Newt Gingrich’s campaign is looking to buck up supporters after their embarrassing failure to get on the ballot in Virginia, likening their inability to secure enough signatures to the Japanese attack on Pearl Harbor.
“Newt and I agreed that the analogy is December 1941,” campaign director Michael Krull said in a message posted to Facebook. “We have experienced an unexpected set-back, but we will re-group and re-focus with increased determination, commitment and positive action. Throughout the next months there will be ups and downs; there will be successes and failures; there will be easy victories and difficult days – but in the end we will stand victorious.”
Gingrich, along with Rick Perry, Rick Santorum, Michele Bachmann, and Jon Huntsman, failed to meet the state’s 10,000 signature requirement, leaving only Mitt Romney and Ron Paul on the ballot. There is no write-in option under state law. One recent poll showed Gingrich leading the entire field.
Krull told supporters that the campaign would rebound, but acknowledged that it was a serious blow.
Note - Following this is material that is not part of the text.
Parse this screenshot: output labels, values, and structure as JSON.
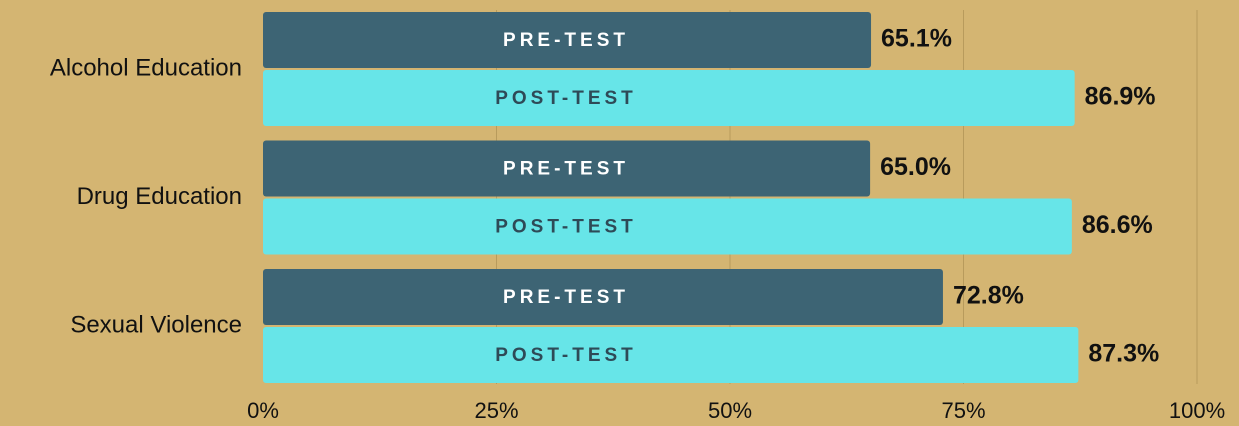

“Newt and I have talked three or four times today and he stated that this is not catastrophic – we will continue to learn and grow,” he wrote. “Remember that it was only a few months ago that pundits and the press declared us dead after the paid consultants left. They declared that the decision not to compete in the Ames Straw Poll would mean that Iowans would ignore us. Some will again state that this is fatal.”